Friday, April 23, 2010

Still Life

Waiting for the carpet cleaners to arrive, I was shuffling through boxes of photos and albums in our home office in Benedict House.

Naturally, I got distracted and soon was flipping through mementos of our former lives.

Dang! We were a pretty darned good-looking pair back in the day, despite eyeglasses the size of pie pans and clothing styles just recovering from the 70s.

Still, as Kelly always asks when she sees pictures of the younger me, “What happened?”

Well, life is what happened. We are old now, and—to quote the poet—covered with our lives.

But appearances are deceiving, as we know. We didn’t feel especially beautiful or handsome when those pictures were snapped, and we don’t feel especially old now that we are.

The reality of any stage of life is what’s going on inside, not what the camera catches.
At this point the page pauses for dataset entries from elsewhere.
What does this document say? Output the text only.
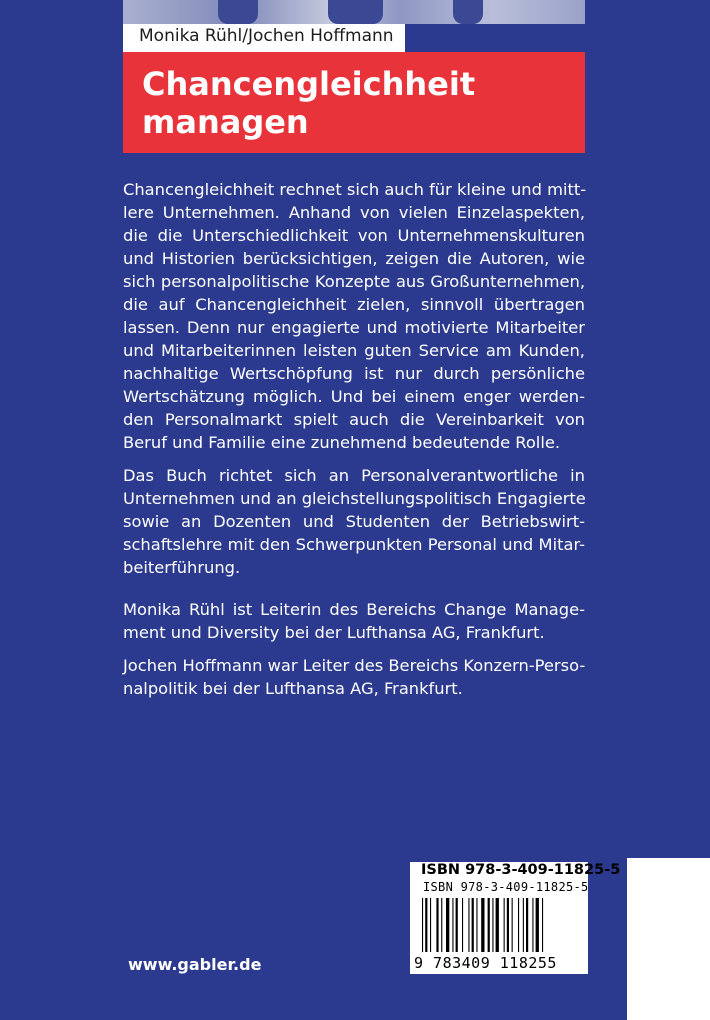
Monika Rühl/Jochen Hoffmann
Chancengleichheit
managen
Chancengleichheit rechnet sich auch für kleine und mitt-
lere Unternehmen. Anhand von vielen Einzelaspekten,
die die Unterschiedlichkeit von Unternehmenskulturen
und Historien berücksichtigen, zeigen die Autoren, wie
sich personalpolitische Konzepte aus Großunternehmen,
die auf Chancengleichheit zielen, sinnvoll übertragen
lassen. Denn nur engagierte und motivierte Mitarbeiter
und Mitarbeiterinnen leisten guten Service am Kunden,
nachhaltige Wertschöpfung ist nur durch persönliche
Wertschätzung möglich. Und bei einem enger werden-
den Personalmarkt spielt auch die Vereinbarkeit von
Beruf und Familie eine zunehmend bedeutende Rolle.
Das Buch richtet sich an Personalverantwortliche in
Unternehmen und an gleichstellungspolitisch Engagierte
sowie an Dozenten und Studenten der Betriebswirt-
schaftslehre mit den Schwerpunkten Personal und Mitar-
beiterführung.
Monika Rühl ist Leiterin des Bereichs Change Manage-
ment und Diversity bei der Lufthansa AG, Frankfurt.
Jochen Hoffmann war Leiter des Bereichs Konzern-Perso-
nalpolitik bei der Lufthansa AG, Frankfurt.
ISBN 978-3-409-11825-5
ISBN 978-3-409-11825-5
9 783409 118255
www.gabler.de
Shortly after those pictures were taken, Kelly was born and we learned that lesson big time.

Right after getting home from the hospital, our new friends Don and Jo Rettberg, parents of an eight-year-old boy with Down syndrome, advised us not to check out books on the subject from the library.

“They’re all depressing, and most of what they say isn’t even true,” said Jo.

But of course we checked the books out anyway, including one on “mental defects” that featured a young woman with Down syndrome, stripped naked, standing bewildered and alone under the harsh flash of the camera, glancing sideways down at the floor.

Welcome to the world, baby girl.

It could be that Down Home Ranch was conceived the moment we opened that book to that dreadful page.

Because Jerry and I had learned in the three short days of our baby’s new life that a diagnosis does not and never will describe a human being, and that the love burning in our hearts would be the true measure of Kelly’s life, and of ours.

That one photo kindled in us the fierce resolve to go anywhere and do anything to protect our girl and give her the life and the dignity she deserved.

And the young woman in the photo?

She has almost certainly passed on by now, but my heart still grieves for her.

How I wish I could let her know that we remember her, that we know how much more there was to her and to her life than that wretched photo, and how much she came to mean to us.

And that in part because of her, we built a place of beauty, and love, and dignity for those who followed.